Opinión: Redefiniendo la productividad en la era de COVID-19
ARRIBA: El laboratorio de Jarvis vacío el día que cerróERICH JARVIS
Es miércoles por la tarde, 18 de marzo de 2020, un hermoso día que insinúa en primavera, los cerezos en flor comienzan a florecer. La ciudad que nunca duerme está inquieta, con muchos de sus 8,6 millones de residentes incrédulos ante la creciente urgencia de la pandemia de COVID-19 o totalmente comprometidos a prepararse para la vida en cuarentena en el interior, una aparente imposibilidad aquí donde la vida doméstica generalmente se derrama en las escaleras de entrada. y en parques de la ciudad y restaurantes llenos de gente. En Manhattan, se desarrolla un sacrificio entre los millones que los residentes están haciendo. Uno de nosotros (EDJ) tuitea: La primera vez que tengo que cerrar mi laboratorio en 22 años. La pandemia de COVID-19 nos está afectando a todos de muchas maneras. Seamos todos parte de la solución. Nuestra institución, la Universidad Rockefeller, cerró oficialmente ese día.

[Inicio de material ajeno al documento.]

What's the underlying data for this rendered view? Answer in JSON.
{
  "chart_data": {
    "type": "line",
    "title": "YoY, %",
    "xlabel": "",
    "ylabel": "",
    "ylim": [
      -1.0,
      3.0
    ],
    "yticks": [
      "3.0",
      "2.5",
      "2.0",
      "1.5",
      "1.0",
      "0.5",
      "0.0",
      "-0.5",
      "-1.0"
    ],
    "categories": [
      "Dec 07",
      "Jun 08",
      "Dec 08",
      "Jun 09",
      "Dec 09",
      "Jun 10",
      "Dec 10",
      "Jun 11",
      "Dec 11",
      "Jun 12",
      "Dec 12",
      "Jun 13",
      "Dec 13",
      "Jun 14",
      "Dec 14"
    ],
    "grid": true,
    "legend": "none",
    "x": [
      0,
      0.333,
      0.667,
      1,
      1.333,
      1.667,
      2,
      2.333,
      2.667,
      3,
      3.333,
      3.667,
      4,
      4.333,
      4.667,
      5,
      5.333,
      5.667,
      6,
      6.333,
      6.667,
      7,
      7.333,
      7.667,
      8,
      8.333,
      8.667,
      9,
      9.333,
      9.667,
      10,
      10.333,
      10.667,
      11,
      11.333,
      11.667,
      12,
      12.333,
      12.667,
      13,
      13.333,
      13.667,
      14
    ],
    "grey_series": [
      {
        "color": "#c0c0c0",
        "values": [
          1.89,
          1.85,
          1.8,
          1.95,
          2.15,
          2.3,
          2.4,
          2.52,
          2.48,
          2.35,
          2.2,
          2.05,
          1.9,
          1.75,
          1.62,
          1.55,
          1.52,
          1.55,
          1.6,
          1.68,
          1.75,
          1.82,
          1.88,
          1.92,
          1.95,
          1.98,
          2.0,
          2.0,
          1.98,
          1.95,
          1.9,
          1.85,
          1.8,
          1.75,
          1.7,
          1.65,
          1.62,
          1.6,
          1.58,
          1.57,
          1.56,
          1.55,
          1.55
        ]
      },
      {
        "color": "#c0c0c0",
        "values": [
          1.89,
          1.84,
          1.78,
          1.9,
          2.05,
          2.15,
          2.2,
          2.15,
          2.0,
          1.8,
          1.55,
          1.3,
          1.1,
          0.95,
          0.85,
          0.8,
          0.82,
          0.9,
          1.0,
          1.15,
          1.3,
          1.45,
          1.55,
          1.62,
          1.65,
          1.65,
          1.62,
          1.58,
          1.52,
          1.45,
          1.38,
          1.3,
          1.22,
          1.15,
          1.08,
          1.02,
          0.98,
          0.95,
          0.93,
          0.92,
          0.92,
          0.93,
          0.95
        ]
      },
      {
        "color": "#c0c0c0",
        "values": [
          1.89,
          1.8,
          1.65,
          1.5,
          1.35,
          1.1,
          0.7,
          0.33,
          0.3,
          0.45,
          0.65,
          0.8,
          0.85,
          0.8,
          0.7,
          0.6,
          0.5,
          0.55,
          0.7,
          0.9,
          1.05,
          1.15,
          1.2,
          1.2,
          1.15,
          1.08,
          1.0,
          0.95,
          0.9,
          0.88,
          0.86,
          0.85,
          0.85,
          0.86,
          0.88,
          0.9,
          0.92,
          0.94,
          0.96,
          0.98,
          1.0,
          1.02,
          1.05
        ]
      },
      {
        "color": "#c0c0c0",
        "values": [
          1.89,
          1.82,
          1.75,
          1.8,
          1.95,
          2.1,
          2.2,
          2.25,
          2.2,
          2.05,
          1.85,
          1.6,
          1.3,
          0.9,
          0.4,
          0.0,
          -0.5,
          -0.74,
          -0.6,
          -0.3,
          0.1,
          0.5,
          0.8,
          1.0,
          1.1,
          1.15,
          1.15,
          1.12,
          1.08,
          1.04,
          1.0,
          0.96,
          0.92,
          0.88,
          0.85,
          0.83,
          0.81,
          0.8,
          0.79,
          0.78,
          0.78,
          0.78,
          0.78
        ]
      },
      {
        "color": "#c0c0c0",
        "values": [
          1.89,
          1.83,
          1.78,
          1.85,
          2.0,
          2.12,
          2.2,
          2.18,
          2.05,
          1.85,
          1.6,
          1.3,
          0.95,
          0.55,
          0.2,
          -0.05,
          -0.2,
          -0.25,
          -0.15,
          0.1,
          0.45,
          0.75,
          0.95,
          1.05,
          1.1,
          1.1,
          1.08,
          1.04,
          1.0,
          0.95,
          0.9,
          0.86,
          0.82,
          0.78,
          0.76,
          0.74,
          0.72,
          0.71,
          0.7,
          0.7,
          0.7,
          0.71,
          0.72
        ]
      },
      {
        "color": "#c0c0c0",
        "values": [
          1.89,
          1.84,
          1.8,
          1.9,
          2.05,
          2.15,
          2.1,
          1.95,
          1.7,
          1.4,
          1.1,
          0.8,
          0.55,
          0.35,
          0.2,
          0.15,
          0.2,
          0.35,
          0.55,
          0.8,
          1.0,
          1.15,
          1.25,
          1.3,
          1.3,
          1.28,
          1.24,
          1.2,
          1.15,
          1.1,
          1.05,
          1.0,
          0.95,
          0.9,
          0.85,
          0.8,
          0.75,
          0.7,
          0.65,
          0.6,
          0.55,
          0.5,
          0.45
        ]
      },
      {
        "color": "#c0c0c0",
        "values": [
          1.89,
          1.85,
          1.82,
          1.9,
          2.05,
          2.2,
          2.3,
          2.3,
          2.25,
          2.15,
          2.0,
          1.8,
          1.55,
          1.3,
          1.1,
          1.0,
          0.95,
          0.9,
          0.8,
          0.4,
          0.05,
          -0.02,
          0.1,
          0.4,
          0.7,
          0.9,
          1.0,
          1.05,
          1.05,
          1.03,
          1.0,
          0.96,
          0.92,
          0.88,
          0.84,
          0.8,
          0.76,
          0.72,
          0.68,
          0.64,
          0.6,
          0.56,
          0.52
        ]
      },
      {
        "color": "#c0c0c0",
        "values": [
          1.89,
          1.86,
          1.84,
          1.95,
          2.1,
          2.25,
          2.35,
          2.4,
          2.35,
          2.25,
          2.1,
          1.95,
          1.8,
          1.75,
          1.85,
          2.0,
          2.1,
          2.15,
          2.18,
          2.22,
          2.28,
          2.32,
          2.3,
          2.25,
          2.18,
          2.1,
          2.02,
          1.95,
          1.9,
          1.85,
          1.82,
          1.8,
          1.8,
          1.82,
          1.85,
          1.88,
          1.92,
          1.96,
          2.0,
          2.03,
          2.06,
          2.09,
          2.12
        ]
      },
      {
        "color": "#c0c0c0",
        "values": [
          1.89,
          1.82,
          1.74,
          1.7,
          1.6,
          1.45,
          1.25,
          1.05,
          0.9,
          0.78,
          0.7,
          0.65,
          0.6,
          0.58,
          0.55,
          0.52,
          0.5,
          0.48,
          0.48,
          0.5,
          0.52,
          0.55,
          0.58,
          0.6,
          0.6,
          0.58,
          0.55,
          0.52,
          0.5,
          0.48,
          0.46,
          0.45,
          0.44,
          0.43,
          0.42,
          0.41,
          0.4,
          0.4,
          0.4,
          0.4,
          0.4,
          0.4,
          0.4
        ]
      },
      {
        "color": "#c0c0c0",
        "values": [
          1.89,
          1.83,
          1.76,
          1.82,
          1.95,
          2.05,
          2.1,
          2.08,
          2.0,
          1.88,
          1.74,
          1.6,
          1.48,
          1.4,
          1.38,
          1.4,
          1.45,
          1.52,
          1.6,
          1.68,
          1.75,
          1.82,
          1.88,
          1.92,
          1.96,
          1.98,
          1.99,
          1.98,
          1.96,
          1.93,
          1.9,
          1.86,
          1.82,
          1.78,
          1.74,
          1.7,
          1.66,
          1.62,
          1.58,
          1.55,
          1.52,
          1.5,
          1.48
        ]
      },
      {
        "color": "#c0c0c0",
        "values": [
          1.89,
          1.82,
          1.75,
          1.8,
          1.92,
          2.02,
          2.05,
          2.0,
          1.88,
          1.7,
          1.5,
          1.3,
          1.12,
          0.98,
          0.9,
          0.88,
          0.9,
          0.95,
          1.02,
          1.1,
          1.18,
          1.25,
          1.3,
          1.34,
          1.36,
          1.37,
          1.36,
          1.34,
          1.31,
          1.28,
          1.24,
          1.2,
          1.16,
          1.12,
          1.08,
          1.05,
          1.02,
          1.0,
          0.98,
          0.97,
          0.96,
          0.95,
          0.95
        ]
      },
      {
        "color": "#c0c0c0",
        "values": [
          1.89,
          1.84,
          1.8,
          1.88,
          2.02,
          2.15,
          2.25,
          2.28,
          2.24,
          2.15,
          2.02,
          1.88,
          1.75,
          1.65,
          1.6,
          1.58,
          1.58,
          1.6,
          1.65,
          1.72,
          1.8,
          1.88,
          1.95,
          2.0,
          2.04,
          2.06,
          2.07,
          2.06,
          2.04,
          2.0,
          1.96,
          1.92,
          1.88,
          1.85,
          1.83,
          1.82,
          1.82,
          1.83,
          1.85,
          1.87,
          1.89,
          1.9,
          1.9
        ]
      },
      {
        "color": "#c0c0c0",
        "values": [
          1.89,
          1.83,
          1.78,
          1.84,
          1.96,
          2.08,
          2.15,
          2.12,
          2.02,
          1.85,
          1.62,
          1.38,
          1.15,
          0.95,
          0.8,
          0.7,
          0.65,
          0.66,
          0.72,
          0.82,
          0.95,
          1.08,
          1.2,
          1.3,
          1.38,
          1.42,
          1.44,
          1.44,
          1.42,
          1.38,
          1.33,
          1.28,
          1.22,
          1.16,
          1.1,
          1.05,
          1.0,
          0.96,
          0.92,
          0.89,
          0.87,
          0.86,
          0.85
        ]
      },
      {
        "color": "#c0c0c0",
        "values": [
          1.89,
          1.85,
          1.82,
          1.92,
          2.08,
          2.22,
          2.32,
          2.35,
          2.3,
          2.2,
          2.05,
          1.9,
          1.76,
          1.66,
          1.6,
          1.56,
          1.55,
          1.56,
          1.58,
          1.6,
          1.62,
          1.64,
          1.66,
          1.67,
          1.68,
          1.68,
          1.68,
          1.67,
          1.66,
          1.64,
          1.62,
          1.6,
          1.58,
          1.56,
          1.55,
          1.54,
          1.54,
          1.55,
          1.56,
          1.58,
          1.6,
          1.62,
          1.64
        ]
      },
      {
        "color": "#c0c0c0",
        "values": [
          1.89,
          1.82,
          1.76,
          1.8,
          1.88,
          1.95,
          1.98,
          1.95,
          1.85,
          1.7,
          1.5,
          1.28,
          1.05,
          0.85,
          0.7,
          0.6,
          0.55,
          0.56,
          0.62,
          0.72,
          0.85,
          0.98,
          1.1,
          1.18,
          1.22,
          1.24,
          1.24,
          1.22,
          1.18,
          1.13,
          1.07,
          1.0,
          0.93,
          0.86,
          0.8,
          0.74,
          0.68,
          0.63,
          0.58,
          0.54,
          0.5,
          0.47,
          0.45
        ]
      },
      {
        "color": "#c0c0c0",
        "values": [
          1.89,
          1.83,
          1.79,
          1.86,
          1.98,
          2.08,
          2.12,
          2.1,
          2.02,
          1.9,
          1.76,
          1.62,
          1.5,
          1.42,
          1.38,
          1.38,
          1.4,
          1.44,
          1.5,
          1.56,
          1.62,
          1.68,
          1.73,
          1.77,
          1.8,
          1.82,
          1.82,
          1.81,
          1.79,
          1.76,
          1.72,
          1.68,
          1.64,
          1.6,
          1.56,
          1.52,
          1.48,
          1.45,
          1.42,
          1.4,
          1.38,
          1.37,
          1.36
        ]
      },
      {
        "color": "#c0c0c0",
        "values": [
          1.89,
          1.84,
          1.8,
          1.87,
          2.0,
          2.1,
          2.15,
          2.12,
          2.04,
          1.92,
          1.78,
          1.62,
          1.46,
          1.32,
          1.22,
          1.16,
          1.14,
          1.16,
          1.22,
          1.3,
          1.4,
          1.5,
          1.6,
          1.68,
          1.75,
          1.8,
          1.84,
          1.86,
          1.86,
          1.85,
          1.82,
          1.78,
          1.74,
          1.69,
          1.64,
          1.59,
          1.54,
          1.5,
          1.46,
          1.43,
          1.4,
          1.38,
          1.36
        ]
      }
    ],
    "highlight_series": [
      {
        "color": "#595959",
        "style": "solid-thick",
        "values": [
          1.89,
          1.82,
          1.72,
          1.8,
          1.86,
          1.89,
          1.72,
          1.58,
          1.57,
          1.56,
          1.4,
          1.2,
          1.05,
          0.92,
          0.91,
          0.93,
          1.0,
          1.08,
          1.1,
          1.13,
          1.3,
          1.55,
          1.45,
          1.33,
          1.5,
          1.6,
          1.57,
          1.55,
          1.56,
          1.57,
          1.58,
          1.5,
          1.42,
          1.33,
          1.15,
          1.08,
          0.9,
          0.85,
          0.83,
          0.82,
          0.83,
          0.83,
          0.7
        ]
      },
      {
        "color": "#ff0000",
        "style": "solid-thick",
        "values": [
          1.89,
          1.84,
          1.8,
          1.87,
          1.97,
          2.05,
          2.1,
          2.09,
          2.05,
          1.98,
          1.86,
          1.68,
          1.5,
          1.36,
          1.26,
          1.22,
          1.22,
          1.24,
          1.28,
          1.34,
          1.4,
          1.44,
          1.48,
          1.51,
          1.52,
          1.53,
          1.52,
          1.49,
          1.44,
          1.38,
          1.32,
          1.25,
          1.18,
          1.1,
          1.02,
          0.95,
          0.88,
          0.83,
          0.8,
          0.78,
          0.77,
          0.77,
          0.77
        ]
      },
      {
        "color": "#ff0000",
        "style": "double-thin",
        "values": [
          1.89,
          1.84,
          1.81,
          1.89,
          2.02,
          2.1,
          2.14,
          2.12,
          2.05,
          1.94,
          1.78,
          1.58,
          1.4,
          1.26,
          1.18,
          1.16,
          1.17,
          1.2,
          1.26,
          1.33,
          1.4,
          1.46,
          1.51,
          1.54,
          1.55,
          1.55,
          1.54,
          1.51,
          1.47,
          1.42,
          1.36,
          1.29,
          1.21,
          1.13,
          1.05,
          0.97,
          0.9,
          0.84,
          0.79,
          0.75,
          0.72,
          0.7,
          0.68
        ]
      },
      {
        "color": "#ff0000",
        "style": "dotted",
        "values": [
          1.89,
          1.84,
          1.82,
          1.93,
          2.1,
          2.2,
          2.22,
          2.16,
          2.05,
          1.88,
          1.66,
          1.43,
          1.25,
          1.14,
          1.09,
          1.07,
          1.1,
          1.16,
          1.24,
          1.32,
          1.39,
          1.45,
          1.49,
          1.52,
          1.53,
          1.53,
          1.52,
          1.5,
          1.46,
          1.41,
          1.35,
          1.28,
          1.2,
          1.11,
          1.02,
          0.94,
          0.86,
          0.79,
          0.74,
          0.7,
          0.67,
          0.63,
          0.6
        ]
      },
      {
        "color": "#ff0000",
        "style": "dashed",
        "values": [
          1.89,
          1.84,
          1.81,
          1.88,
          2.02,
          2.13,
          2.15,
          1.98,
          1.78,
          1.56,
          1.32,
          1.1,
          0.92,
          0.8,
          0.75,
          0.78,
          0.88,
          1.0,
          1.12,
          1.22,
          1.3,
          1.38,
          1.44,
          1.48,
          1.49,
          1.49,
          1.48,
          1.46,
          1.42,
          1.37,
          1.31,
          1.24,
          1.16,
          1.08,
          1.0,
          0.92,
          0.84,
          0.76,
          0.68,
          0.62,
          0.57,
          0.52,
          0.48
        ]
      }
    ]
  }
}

El decreto de nuestra universidad y ciudad para cerrar todas las operaciones no esenciales se convirtió en una inevitabilidad necesaria. El liderazgo de la universidad, como el de muchas otras instituciones, entregó un tono positivo entre la adversidad en una comunicación por correo electrónico al campus sobre su compromiso de proteger y sostener a nuestra comunidad con el objetivo de ser lo más productivo posible fuera del campus para garantizar que estamos en la posición más sólida posible para volver a las operaciones normales lo antes posible. Pero pronto descubrimos que la nueva normalidad de ser lo más productivos posible desde nuestros hogares sin laboratorio era un desafío mayor de lo que podíamos imaginar.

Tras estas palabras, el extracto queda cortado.